The future, Leo Xlll, Gioachin Pecci, followed the progress of the Oxford Movement, while he was Nuncio in Brussels in the 1840’s and heard of Newman’s conversion first hand from Blessed Dominic Barberi. Forty years later Newman headed the list of his first cardinals. This was, in effect, a reaching out to the other churches.
The church is a living organism and so will be influenced by many things. The political circumstances of the time like the two great wars of 1914-18 and 1939-1945 were immense tragedies which changed the way we see things. Similarly new theological ideas were growing about the church and our worship. Our disunity too, was seen to be a scandal. John XXlll opening the windows, but the gale of the Holy Spirit was already blowing and shaking the shutters.

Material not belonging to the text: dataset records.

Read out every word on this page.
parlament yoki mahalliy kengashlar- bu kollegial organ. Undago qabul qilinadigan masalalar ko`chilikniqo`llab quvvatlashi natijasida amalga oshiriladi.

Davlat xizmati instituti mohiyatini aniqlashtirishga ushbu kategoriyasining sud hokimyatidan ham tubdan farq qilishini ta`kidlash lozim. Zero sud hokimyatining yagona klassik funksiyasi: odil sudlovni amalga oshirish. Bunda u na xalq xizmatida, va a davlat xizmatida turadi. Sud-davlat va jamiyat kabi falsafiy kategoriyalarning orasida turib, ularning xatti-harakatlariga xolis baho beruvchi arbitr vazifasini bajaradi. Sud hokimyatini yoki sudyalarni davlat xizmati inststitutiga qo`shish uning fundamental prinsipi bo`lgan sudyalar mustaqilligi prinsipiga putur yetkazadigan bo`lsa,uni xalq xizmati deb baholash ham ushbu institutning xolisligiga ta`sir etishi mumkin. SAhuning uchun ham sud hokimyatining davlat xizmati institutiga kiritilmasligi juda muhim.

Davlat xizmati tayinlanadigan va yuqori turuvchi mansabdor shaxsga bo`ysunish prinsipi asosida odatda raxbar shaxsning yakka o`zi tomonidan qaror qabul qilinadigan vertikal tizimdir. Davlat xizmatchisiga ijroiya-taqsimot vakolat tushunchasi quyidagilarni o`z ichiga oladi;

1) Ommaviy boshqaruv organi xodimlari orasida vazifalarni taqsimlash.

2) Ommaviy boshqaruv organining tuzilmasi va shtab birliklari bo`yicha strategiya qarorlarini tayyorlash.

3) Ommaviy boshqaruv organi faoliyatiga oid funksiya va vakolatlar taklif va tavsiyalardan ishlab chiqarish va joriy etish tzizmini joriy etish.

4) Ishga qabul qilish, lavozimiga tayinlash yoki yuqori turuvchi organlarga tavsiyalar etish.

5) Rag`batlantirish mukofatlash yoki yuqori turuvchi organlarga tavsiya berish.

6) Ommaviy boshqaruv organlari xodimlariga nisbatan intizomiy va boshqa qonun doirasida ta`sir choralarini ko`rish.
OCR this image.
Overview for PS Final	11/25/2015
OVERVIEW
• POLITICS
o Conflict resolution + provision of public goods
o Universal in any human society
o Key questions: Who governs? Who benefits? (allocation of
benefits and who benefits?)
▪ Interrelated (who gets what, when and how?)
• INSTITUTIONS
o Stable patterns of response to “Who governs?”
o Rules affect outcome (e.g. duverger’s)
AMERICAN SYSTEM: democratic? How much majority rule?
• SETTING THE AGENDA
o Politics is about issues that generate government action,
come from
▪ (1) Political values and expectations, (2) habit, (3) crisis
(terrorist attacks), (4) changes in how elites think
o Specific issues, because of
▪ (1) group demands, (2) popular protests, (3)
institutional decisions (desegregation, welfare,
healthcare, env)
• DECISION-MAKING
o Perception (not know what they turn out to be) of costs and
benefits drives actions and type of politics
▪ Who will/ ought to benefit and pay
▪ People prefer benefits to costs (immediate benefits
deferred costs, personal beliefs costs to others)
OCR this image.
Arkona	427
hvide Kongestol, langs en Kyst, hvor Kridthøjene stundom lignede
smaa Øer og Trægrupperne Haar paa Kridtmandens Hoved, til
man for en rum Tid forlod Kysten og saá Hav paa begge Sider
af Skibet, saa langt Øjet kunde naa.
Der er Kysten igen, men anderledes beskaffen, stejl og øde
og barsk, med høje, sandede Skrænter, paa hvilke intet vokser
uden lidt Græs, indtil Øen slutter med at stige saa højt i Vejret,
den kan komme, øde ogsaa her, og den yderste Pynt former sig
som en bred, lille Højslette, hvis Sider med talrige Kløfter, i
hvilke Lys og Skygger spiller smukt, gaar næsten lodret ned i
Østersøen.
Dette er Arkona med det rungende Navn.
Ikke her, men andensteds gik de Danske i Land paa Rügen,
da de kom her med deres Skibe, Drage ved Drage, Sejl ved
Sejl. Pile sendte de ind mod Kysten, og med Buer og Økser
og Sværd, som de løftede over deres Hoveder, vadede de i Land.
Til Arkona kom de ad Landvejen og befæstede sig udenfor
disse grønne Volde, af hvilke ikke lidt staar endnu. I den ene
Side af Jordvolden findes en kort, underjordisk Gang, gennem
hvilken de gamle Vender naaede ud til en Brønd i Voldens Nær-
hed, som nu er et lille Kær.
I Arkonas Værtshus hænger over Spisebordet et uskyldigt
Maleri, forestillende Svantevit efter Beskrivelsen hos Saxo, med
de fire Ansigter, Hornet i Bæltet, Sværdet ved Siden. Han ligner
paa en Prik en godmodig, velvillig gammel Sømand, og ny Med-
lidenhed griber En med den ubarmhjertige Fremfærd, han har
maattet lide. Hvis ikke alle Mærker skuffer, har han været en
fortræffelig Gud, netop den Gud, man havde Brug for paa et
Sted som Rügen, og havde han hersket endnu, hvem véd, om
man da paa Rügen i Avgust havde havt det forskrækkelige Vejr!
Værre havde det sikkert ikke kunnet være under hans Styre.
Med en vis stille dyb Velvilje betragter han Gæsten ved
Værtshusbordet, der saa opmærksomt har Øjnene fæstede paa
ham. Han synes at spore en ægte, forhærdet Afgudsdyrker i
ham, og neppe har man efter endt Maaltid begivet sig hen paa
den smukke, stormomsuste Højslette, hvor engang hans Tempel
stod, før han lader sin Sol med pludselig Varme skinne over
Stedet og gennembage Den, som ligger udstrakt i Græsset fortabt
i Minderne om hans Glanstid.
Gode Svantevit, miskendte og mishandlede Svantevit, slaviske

Let me conclude with this picture. In 1977 I visited the French monastery of Chevetogne near Namur. After the Bolshevik destruction of the Russian Orthodox Church, Pope Pius Xl asked the Benedictines if they could reach out to the Orthodox monks, many of whom were exiled. They founded a dual-rite monastery with the Orthodox Basilian and Benedictine rules and liturgy both being used. The founding prior, Dom Lambert Beauduin osb, fell foul of the Roman Curia and was exiled to Turkey. Here he met the Nuncio, an Italian from Bergamo named Angelo Roncalli. Later his exile was commuted to Paris, where he resumed his friendship with the Nuncio, Roncalli, who had been transferred to post-war France. The periodical of Chevetogne was Irenikon, dedicated to bringing the churches together.It had been calling for a Council By the time Pius Xll died in 1958, Lambert Beauduin was in a wheelchair, now happily allowed back to his monastery.. He was listening to news of the gathering for the conclave and he said. “They do not know who to elect. They will elect an old man. They will elect Roncalli and he will call a Council.”
The monk who told us this in the same refectory was Dom Olivier Rousseau osb Now himself in a wheelchair.